ST. LOUIS – Overtime: it’s as intense a time as you can get in a postseason hockey game.
Every move is so critical. Every pass has to be precise, every shot strong. There’s that fine line between making a great move and being reckless, and being on the right side of that line could decide a game.
And then there’s the goaltender, that last line of defense. The pressure they feel throughout a game is that much more magnified in extra time. Corey Crawford was feeling that on Thursday night, as he faced 52 shots over five-plus periods of hockey. But as the seconds tick on, Crawford doesn’t think about the added pressure. He just keeps his focus on the next shot.
“Honestly, I don’t even think about it,” he said Friday afternoon. “As the game goes on, I feel like I just kind of get in the zone and I’m just reading the plays and seeing who was out on the ice and it’s more just being in the game than really thinking about anything else.”
Crawford was in the zone on in Game 1 and he had to be. The Blues had a high shot total, but that wasn’t terribly surprising considering how long the game went. But the Blues had some high-quality chances, and Crawford made some impressive stops through the night. His teammates commended him after the game.
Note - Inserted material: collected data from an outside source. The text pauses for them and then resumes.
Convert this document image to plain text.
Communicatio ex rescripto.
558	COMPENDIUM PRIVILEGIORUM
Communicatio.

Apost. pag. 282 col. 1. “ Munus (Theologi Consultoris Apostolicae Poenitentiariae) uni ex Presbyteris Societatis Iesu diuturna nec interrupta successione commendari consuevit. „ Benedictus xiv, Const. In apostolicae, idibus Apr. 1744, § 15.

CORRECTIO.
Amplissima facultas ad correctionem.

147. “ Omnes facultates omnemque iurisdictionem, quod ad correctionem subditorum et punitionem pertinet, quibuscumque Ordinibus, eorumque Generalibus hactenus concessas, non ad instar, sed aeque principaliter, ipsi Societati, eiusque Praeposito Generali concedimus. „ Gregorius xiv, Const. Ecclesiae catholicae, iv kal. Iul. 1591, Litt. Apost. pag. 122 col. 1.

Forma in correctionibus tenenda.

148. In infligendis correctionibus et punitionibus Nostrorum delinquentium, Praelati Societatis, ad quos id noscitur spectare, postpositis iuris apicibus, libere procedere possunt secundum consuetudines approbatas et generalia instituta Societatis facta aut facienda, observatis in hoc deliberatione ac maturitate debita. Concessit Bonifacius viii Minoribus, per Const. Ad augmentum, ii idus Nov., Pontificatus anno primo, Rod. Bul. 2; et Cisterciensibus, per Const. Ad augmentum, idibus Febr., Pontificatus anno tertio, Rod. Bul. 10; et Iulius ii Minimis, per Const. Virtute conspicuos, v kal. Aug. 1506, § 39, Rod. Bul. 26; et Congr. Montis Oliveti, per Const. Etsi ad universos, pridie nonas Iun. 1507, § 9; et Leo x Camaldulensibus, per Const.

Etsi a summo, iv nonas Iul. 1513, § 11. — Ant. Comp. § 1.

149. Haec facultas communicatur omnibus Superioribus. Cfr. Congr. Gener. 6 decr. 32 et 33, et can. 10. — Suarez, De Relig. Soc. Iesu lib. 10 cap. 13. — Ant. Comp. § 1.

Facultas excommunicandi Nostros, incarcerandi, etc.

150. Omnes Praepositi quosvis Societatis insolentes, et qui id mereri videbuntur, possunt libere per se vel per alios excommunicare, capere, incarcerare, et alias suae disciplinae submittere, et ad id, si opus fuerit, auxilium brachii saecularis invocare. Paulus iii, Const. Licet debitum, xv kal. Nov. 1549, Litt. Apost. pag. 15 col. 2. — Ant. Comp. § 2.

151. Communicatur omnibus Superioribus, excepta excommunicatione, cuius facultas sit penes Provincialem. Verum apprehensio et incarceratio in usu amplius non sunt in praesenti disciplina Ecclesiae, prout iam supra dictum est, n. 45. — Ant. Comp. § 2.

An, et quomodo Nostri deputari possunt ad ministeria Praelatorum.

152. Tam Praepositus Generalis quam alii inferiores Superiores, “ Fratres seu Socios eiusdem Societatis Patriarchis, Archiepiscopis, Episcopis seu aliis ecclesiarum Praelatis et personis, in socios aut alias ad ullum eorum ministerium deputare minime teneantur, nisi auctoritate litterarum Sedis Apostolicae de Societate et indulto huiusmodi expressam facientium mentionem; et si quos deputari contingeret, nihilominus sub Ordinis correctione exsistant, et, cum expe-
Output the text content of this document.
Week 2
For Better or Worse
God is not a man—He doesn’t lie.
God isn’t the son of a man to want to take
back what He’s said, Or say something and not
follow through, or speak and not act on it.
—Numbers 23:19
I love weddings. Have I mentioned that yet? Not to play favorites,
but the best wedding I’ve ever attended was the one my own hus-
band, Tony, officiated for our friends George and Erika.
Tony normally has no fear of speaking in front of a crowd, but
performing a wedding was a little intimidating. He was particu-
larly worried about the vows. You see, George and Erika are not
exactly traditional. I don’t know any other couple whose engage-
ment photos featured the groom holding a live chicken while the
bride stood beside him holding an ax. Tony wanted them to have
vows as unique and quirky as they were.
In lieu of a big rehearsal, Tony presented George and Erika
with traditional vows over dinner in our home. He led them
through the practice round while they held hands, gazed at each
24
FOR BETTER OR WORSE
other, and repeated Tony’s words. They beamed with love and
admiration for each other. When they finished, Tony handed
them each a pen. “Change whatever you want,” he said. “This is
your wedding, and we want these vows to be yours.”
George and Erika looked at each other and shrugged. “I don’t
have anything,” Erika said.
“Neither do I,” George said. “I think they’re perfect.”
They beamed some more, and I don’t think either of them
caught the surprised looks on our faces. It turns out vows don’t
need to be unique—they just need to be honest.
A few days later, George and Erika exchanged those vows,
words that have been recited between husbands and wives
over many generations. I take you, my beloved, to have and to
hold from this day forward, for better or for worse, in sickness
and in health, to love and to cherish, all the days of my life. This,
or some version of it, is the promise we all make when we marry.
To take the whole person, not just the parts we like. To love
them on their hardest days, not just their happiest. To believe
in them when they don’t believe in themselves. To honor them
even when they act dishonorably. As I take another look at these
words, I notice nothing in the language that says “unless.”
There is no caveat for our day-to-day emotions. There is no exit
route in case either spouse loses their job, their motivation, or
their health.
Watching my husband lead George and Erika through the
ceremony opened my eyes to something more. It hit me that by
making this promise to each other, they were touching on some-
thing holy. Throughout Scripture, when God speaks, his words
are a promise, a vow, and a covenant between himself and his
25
“He’s awesome; he’s a great goaltender,” Patrick Kane said. “I think with him, you almost expect that out of him. He made some big saves throughout the game. It’s unfortunate we couldn’t get another one for him.”
Still, there are some physical challenges to playing a game that long. Crawford said he tries to take advantage of any quick respites he can get.
“You want to be able to save energy at certain points in the game that maybe you wouldn’t through 60 minutes,” he said. “Maybe when the puck’s in the zone and there’s not really a danger for a shot and an opportunity. Maybe I’m resting or standing up and conserving a little bit whereas during a regular 60 minutes I’m crouched down and prepared for anything. In OT, maybe I relaxed a little bit in certain situations; then when I see something’s available for the other team then I get ready.”
Crawford was ready. Despite winning a Stanley Cup last season and nearly winning the Conn Smythe Trophy for playoff MVP, Crawford still has his critics. The pressure is always there for a goaltender. Crawford’s handling it well, especially in those pressure-laden overtime games.
“He was huge,” Jonathan Toews said. “When they were getting their chances they were great chances that should’ve gone in. He had some huge glove saves and some stretched-out pad saves. He kept us in the game. We wouldn’t have had a chance to win without him.”